We would spend every Christmas Eve at my Uncle’s house in Novelty, Ohio. My Dad and my uncle, being identical twins, were inseparable. It was a long ride down Kinsman Road to Route 306 in Geauga County, where we would take a left and then a right on Marden Drive. There my Uncle Emil had a ranch house which he designed himself. I remember a long dark corridor leading to the bedrooms. There we all were: My Mom and Dad, Uncle Emil, Aunt Annabelle, Nana, and my cousins Peggy and Butch. While the adults talked about things that were of little interest to me, my cousins and I would shoot pool in the basement.
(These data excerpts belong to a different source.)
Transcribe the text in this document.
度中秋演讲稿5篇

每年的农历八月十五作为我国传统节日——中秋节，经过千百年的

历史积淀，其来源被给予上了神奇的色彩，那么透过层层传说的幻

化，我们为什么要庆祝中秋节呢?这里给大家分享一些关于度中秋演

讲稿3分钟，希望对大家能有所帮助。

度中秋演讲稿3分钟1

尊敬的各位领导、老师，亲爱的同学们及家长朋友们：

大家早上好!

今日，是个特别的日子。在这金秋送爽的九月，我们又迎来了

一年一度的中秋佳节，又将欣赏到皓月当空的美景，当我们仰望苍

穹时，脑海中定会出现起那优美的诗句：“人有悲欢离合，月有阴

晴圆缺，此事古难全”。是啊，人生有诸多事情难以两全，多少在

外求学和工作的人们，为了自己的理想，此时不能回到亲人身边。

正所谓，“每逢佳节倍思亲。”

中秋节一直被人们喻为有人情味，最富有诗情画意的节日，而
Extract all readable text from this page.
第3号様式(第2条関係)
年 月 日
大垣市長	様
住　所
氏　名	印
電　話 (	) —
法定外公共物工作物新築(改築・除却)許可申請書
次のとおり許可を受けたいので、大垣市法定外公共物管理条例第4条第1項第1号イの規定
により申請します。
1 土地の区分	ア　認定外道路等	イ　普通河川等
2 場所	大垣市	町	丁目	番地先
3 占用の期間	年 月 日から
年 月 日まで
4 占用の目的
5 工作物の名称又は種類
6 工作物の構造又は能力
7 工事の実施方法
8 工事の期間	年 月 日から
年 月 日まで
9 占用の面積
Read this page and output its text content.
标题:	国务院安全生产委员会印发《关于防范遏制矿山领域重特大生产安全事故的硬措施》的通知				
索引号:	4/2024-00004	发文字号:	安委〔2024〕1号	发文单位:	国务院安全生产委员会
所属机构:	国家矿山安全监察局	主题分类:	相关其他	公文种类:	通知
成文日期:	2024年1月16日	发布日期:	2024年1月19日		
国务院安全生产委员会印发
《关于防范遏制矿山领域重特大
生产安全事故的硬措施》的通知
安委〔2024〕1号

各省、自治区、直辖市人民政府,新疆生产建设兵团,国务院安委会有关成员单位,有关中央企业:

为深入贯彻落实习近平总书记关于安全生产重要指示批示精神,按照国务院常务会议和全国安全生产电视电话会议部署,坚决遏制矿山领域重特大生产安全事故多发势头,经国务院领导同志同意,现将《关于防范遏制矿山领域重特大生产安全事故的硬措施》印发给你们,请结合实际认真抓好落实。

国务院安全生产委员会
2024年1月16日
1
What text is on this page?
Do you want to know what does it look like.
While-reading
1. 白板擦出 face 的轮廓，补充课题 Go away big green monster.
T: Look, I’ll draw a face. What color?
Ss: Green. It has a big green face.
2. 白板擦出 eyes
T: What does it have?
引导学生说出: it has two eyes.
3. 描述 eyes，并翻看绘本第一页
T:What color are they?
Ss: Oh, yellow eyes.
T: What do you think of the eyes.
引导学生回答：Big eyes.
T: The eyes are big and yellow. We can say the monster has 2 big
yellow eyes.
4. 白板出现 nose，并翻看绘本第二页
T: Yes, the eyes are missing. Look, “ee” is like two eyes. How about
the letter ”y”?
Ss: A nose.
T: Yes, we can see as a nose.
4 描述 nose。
Then we would go up for dinner, which was never as good as what we got at home: Aunt Annabelle always preferred convenience to quality. Then we would exchange gifts in the living room. As long as I got my twenty, I was happy. When the gifts were all clothing, I was miserable. In any case, I was usually in pain by that time because of my allergies. My uncle had a cat and dog to which I reacted violently. I would sneeze and develop an asthmatic wheeze, while my eyes itched and watered.
This whole thing was re-enacted so often that I never really had any great expectations of Christmas as a holiday. My Uncle never came over to our house on East 176th Street because he was the wealthier of the two brothers, being the owner of the Metal Craft Spinning Company in the Flats downtown, and rather liked playing the baronial lord and master. It was all right, because I liked my uncle. He was often funny, while my Dad took things too seriously. The sad thing was that, being twins, they died within months of each other in 1985-86 of the same medical conditions.